Implement warning log for conflicting Authority and Instance/TenantId/B2C configs (no exception) #3611
Description
Background
When both Authority and Instance/TenantId are provided, the current behavior is to silently ignore Authority. To avoid breaking changes, log a warning rather than throwing an exception. Ensure clear diagnostics for both AAD B2C (including policies, user-flows, /tfp/ etc.), and CIAM authorities
Implementation
- In
MergedOptions.ParseAuthorityIfNecessaryand/or merging points, emit a warning via ILogger when both Authority and Instance or TenantId are set. - Enhance existing merge logic for B2C authorities so warnings clarify which configuration is being honored.
- Add test case using your test harness to verify warning is emitted.

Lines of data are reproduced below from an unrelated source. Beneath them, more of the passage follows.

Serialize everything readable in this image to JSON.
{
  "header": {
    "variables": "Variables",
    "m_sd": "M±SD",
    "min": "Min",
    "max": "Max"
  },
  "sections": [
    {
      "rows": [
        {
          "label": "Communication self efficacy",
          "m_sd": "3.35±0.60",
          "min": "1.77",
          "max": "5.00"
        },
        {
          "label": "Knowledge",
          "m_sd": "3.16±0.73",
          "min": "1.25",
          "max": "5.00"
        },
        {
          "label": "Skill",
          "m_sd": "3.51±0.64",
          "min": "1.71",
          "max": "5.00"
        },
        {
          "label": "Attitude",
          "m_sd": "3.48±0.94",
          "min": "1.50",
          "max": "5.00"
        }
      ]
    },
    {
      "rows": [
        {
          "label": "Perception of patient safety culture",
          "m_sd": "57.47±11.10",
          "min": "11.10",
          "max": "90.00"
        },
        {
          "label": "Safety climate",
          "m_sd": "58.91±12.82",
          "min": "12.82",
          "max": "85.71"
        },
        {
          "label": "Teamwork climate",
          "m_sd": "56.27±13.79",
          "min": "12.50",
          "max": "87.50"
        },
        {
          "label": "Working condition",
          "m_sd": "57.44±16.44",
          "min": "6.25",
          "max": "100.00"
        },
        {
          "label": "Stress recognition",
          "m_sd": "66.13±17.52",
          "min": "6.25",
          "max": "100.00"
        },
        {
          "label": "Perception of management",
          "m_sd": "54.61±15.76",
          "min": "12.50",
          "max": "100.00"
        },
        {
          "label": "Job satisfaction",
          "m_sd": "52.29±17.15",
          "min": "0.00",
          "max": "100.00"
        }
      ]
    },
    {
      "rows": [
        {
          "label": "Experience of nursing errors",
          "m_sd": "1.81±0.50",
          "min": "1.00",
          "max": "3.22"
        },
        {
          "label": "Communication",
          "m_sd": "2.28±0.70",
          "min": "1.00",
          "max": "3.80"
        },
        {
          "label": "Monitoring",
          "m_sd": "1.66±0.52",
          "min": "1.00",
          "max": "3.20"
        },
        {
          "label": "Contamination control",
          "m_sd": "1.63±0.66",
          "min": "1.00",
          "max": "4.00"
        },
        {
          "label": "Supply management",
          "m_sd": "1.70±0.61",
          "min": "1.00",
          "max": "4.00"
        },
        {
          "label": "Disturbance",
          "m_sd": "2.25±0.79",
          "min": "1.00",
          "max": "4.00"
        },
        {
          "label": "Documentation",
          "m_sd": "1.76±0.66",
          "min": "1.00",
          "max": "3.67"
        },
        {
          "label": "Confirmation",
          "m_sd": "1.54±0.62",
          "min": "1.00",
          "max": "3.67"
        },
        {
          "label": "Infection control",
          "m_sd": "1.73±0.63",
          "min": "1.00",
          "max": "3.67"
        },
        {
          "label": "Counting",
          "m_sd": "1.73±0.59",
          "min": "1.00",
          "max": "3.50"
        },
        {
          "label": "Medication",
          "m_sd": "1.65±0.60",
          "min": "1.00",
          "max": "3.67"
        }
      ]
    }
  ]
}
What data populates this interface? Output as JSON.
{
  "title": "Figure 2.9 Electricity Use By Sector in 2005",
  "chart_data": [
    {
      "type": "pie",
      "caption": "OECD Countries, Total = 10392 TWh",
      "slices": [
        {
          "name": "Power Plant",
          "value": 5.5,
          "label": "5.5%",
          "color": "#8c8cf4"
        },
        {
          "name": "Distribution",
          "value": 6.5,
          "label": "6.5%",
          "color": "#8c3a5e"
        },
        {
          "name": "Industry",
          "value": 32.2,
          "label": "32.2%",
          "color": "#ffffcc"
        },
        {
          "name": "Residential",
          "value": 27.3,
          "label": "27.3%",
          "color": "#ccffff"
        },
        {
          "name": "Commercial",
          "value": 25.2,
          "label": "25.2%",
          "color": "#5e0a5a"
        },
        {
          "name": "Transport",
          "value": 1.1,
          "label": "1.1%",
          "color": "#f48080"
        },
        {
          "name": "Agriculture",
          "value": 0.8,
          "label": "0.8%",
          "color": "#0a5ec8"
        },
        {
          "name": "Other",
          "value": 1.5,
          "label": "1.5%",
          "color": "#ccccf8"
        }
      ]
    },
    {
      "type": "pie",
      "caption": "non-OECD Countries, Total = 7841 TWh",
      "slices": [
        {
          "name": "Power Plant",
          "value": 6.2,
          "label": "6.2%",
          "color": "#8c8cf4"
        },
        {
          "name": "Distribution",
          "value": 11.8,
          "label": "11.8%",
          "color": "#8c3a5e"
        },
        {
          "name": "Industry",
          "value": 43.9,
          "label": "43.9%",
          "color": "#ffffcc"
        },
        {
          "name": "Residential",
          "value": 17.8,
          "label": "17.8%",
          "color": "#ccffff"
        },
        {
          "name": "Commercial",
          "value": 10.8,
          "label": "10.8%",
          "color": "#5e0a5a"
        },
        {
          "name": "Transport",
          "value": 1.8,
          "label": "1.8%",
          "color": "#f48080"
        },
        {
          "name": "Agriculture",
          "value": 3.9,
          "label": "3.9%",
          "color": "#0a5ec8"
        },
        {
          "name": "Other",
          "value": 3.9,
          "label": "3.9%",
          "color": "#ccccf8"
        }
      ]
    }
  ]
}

- Use high performance logging.
Example warning format
_logger?.LogWarning("Both Authority and Instance/TenantId are set in MicrosoftIdentityApplicationOptions. Authority will be ignored. To avoid confusion, use one or the other.");Sample conflicting config
option.Authority = "https://login.microsoftonline.com/tenantA/v2.0";
option.Instance = "https://login.microsoftonline.us/";
option.TenantId = "tenantB";
// B2C variant:
option.Authority = "https://contoso.b2clogin.com/tfp/contoso.onmicrosoft.com/B2C_1_signup_signin/v2.0";
option.Instance = "https://login.microsoftonline.com/";
option.TenantId = "contoso.onmicrosoft.com";
option.DefaultUserFlow = "B2C_1_signup_signin";Acceptance Criteria
- Existing behavior preserved (no throw)
- New warning is logged in all affected code paths
- Unit tests verify warning is emitted
- B2C-specific paths are covered
- AAD-specific paths are covered
- CIAM-specific paths are covered
- Documentation updated: clearly explains precedence and warning
Related files
- MergedOptions.cs: https://github.com/AzureAD/microsoft-identity-web/blob/main/src/Microsoft.Identity.Web.TokenAcquisition/MergedOptions.cs
- TokenAcquisition.cs: https://github.com/AzureAD/microsoft-identity-web/blob/main/src/Microsoft.Identity.Web.TokenAcquisition/TokenAcquisition.cs
- TokenAcquirerTests/TokenAcquirer.cs
Bridge: Propose exact logging diff(s) and add test mapping when Jean-Marc replies "Go ahead".